26 de abril de 2023
Artigo de Luiz França, presidente da ABRAINC, publicado nesta quarta-feira, 26 de abril, no Estadão
Os recursos do Fundo de Garantia do Tempo de Serviço (FGTS) têm permitido a oferta ampla de habitações de interesse social, beneficiando milhões de famílias. Isto se deve ao princípio de que o custo dos imóveis destinados às faixas de baixa renda tem de ser módico, o que seria inviável em caso de aumento da remuneração paga aos cotistas do Fundo. O que se pretende a título de justiça social pode, na verdade, ser um tiro no pé, inviabilizando o financiamento da moradia popular e pondo em risco um dos objetivos centrais da política social definida pelo governo do presidente Luiz Inacio Lula da Silva.
Entre 2009 e 2022, o programa Minha Casa Minha Vida (MCMV) permitiu a produção de 2,5 milhões de moradias, em benefício de 350 mil famílias por ano e propiciando a geração de 2,7 milhões de empregos diretos e indiretos. Trata-se, portanto, de um enorme êxito, com outras implicações políticas e econômicas favoráveis.
Nada menos de 86% das famílias que adquiriram seus imóveis pelo MCMV têm rendimento mensal de até quatro salários mínimos, conforme dados de 2021. Em sua quase totalidade, elas não teriam acesso à moradia própria se não houvesse um programa social equilibrado e sustentável.
Uma elevação de 3% ao ano no juro da habitação social, que resultaria da proposta em discussão no Supremo Tribunal Federal (STF), inviabilizaria o financiamento social nas bases atuais, implicando no desenquadramento de 75% das famílias com acesso ao MCMV. O déficit habitacional do País está concentrado na proporção de 90% em famílias com renda inferior a 3 salários mínimos.
Os cotistas do Fundo estão atendidos. A remuneração das contas do FGTS já foi elevada uma vez, nos últimos anos, mediante a transferência da maior parte dos lucros do Fundo (96% em 2021 e 99% em 2022) para os cotistas. Assim se fez a justiça ora pretendida, sem criar obstáculos à oferta de crédito com recursos do FGTS.

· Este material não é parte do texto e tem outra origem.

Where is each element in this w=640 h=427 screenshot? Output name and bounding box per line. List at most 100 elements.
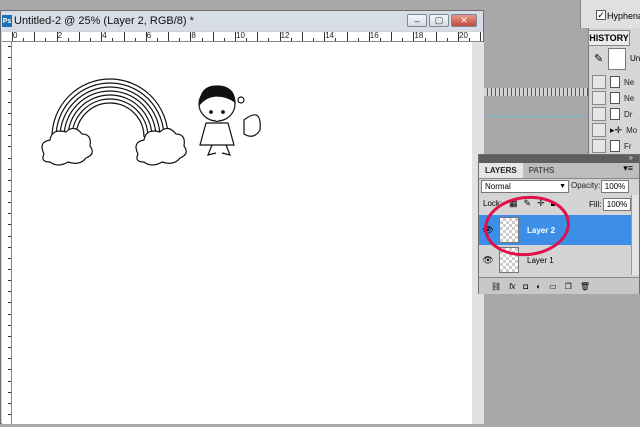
brush-icon[interactable]: ✎ [594,52,603,65]
ruler-tick [8,135,11,137]
ruler-tick [190,32,192,41]
ruler-tick [8,335,11,337]
ruler-tick [8,213,11,215]
panel-header[interactable]: » [479,153,639,163]
adjustment-icon[interactable]: ◐ [536,282,541,291]
fairy-drawing [198,85,261,156]
ruler-tick [156,38,158,41]
ruler-tick [34,32,36,41]
ruler-tick [435,32,437,41]
layers-toolbar: ⛓ fx ◘ ◐ ▭ ❐ 🗑︎ [479,277,639,294]
ruler-tick [379,38,381,41]
ruler-tick [8,413,11,415]
ruler-tick [101,32,103,41]
ruler-tick [235,32,236,41]
ruler-tick [8,57,11,59]
ruler-tick [212,32,214,41]
ruler-tick [8,79,11,81]
hyphenate-checkbox[interactable]: ✓ [596,10,606,20]
ruler-tick [8,68,11,70]
horizontal-ruler[interactable]: 0 2 4 6 8 10 12 14 16 18 20 [2,32,483,42]
group-icon[interactable]: ▭ [549,282,557,291]
layers-scrollbar[interactable] [631,195,639,275]
close-button[interactable]: ✕ [451,14,477,27]
ruler-tick [23,38,25,41]
minimize-button[interactable]: – [407,14,427,27]
canvas[interactable] [12,42,472,424]
opacity-label: Opacity: [571,181,601,190]
document-title: Untitled-2 @ 25% (Layer 2, RGB/8) * [14,15,194,27]
restore-button[interactable]: ▢ [429,14,449,27]
document-icon [610,92,620,104]
ruler-tick [112,38,114,41]
tab-layers[interactable]: LAYERS [479,163,523,178]
ruler-tick [134,38,136,41]
history-item[interactable]: Fr [592,138,640,154]
ruler-tick [357,38,359,41]
ruler-tick [12,32,13,41]
new-layer-icon[interactable]: ❐ [565,282,572,291]
ruler-tick [335,38,337,41]
ruler-tick [56,32,58,41]
eye-icon[interactable]: 👁︎ [481,253,495,267]
ruler-tick [8,124,11,126]
ruler-tick [90,38,92,41]
ruler-tick [8,269,11,270]
history-snapshot-thumbnail[interactable] [608,48,626,70]
ruler-tick [8,391,11,393]
ruler-tick [8,369,11,371]
ruler-tick [469,38,471,41]
tab-paths[interactable]: PATHS [523,163,560,178]
ruler-number: 20 [459,32,468,40]
fill-input[interactable]: 100% [603,198,631,211]
ruler-tick [8,257,11,259]
ruler-tick [179,38,181,41]
ruler-tick [123,32,125,41]
ruler-tick [168,32,170,41]
opacity-input[interactable]: 100% [601,180,629,193]
guide-line [484,116,588,117]
trash-icon[interactable]: 🗑︎ [580,282,590,291]
ruler-tick [301,32,303,41]
ruler-tick [8,358,11,360]
ruler-tick [8,46,11,47]
ruler-tick [8,235,11,237]
ruler-tick [223,38,225,41]
ruler-tick [458,32,459,41]
ruler-tick [8,146,11,148]
ruler-tick [8,291,11,293]
mask-icon[interactable]: ◘ [523,282,528,291]
ruler-tick [8,90,11,92]
ruler-number: 14 [325,32,335,40]
ruler-number: 10 [236,32,245,40]
ruler-tick [413,32,415,41]
ruler-tick [8,402,11,404]
ruler-tick [8,202,11,204]
tab-history[interactable]: HISTORY [588,30,630,46]
panel-menu-icon[interactable]: ▾≡ [623,163,633,178]
hyphenate-label: Hyphenat [607,11,640,21]
history-item[interactable]: Ne [592,74,640,90]
fx-icon[interactable]: fx [509,282,515,291]
ruler-tick [8,280,11,282]
history-snapshot-label: Un [630,54,640,63]
link-icon[interactable]: ⛓ [491,282,501,291]
blend-mode-select[interactable]: Normal ▼ [481,180,569,193]
ruler-tick [290,38,292,41]
document-title-bar[interactable]: Ps Untitled-2 @ 25% (Layer 2, RGB/8) * –… [1,11,483,31]
ruler-tick [368,32,370,41]
ruler-tick [8,168,11,170]
ruler-tick [8,157,11,159]
vertical-ruler[interactable] [2,42,12,424]
collapse-icon[interactable]: » [629,153,633,162]
document-icon [610,76,620,88]
ruler-tick [391,32,393,41]
ruler-tick [8,190,11,192]
chevron-down-icon: ▼ [559,183,566,190]
ruler-tick [324,32,326,41]
history-item[interactable]: Ne [592,90,640,106]
history-item[interactable]: ▸✛ Mo [592,122,640,138]
ruler-tick [279,32,281,41]
ruler-number: 6 [146,32,152,40]
history-item[interactable]: Dr [592,106,640,122]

Cabe notar uma característica da composição das contas do FGTS: os trabalhadores com carteira assinada e renda superior a 6 salários mínimos detêm 80% dos saldos do Fundo. Com tais recursos se torna possível financiar a maioria de trabalhadores que recebe até 4 salários mínimos mensais. Uma alta dos juros traria benefícios concentrados às faixas de maior renda, ao mesmo tempo em que afastaria as classes de menor renda do acesso à habitação.

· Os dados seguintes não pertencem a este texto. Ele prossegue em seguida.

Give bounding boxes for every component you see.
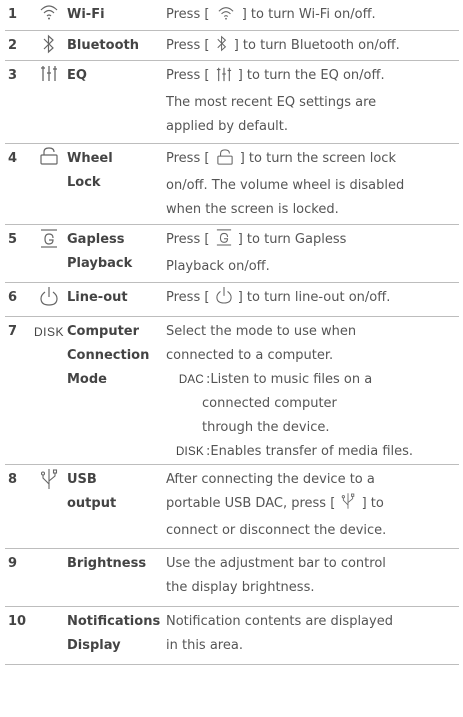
feature-description: After connecting the device to a portabl…	[166, 472, 387, 538]
power-icon	[31, 283, 67, 306]
gapless-icon	[216, 228, 232, 255]
feature-description: Press [ ] to turn the screen lock on/off…	[166, 149, 405, 217]
feature-description: Press [ ] to turn Wi-Fi on/off.	[166, 0, 459, 30]
feature-name: Wi-Fi	[67, 7, 105, 22]
feature-name: Wheel Lock	[67, 151, 113, 190]
dac-mode: DAC :Listen to music files on a	[178, 372, 373, 387]
feature-name: Bluetooth	[67, 38, 139, 53]
table-row: 8 USB output After connecting the device…	[5, 465, 459, 549]
feature-name: Computer Connection Mode	[67, 324, 150, 387]
feature-name: EQ	[67, 68, 87, 83]
table-row: 2 Bluetooth Press [ ] to turn Bluetooth …	[5, 31, 459, 61]
table-row: 7 DISK Computer Connection Mode Select t…	[5, 317, 459, 465]
table-row: 10 Notifications Display Notification co…	[5, 607, 459, 665]
row-number: 9	[8, 556, 18, 571]
feature-description: Use the adjustment bar to control the di…	[166, 556, 386, 595]
row-number: 4	[8, 151, 18, 166]
table-row: 5 Gapless Playback Press [ ] to turn Gap…	[5, 225, 459, 283]
feature-description: Press [ ] to turn Gapless Playback on/of…	[166, 225, 459, 279]
feature-description: Press [ ] to turn the EQ on/off. The mos…	[166, 66, 385, 134]
feature-name: USB output	[67, 472, 117, 511]
table-row: 3 EQ Press [ ] to turn the EQ on/off. Th…	[5, 61, 459, 144]
feature-description: Press [ ] to turn line-out on/off.	[166, 283, 459, 313]
feature-description: Select the mode to use when connected to…	[166, 317, 459, 464]
eq-icon	[31, 61, 67, 82]
feature-name: Line-out	[67, 290, 128, 305]
row-number: 8	[8, 472, 18, 487]
disk-mode: DISK :Enables transfer of media files.	[175, 444, 414, 459]
wifi-icon	[216, 5, 236, 30]
table-row: 4 Wheel Lock Press [ ] to turn the scree…	[5, 144, 459, 225]
feature-description: Press [ ] to turn Bluetooth on/off.	[166, 31, 459, 61]
feature-table: 1 Wi-Fi Press [ ] to turn Wi-Fi on/off. …	[0, 0, 463, 665]
row-number: 10	[8, 614, 27, 629]
table-row: 9 Brightness Use the adjustment bar to c…	[5, 549, 459, 607]
bluetooth-icon	[216, 35, 228, 61]
table-row: 6 Line-out Press [ ] to turn line-out on…	[5, 283, 459, 317]
feature-name: Notifications Display	[67, 614, 161, 653]
table-row: 1 Wi-Fi Press [ ] to turn Wi-Fi on/off.	[5, 0, 459, 31]
lock-icon	[216, 149, 234, 174]
feature-description: Notification contents are displayed in t…	[166, 614, 393, 653]
power-icon	[215, 286, 232, 313]
wifi-icon	[31, 0, 67, 21]
feature-name: Gapless Playback	[67, 232, 133, 271]
lock-icon	[31, 144, 67, 165]
row-number: 2	[8, 38, 18, 53]
row-number: 7	[8, 324, 18, 339]
row-number: 3	[8, 68, 18, 83]
usb-icon	[341, 492, 355, 519]
usb-icon	[31, 465, 67, 490]
gapless-icon	[31, 225, 67, 248]
feature-name: Brightness	[67, 556, 147, 571]
row-number: 6	[8, 290, 18, 305]
bluetooth-icon	[31, 31, 67, 54]
row-number: 5	[8, 232, 18, 247]
row-number: 1	[8, 7, 18, 22]
disk-icon: DISK	[33, 325, 64, 339]
eq-icon	[216, 66, 232, 91]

As consequências de um aumento dos juros no FGTS podem, assim, ser extraordinariamente nocivas às políticas públicas, à economia e à indução de investimentos.
Para crescer, as nações precisam ter regras estáveis e políticas previsíveis. A criação da prosperidade depende de instituições inclusivas, que permitem ampliar o número de pessoas com acesso a bens essenciais, como é o caso da moradia. O empoderamento das faixas de menor renda é o caminho perseguido por países democráticos para desenvolver seus mercados e atrair investidores. É do que se precisa no Brasil.
Isso significa uma economia mais pujante, com mais emprego, mais renda e mais participantes. É o que sugerem economistas como Daron Acemoglu e James Robinson na obra clássica Por que as nações fracassam – As origens do poder, da prosperidade e da pobreza.
Criado meio século atrás, o FGTS tornou-se um exemplo de boas políticas públicas no País. É um instrumento consagrado que ajudou a estabilizar as relações de emprego, estimulou as contratações de pessoal com carteira assinada e ampliou enormemente o acesso à habitação.
Como ensina o Prêmio Nobel Douglas North, “as instituições são invenções humanas criadas para estruturar as interações políticas, econômicas e sociais ao longo do tempo”. Tal é o resultado da boa aplicação do FGTS. Não se deve mudar o que já provou que dá certo.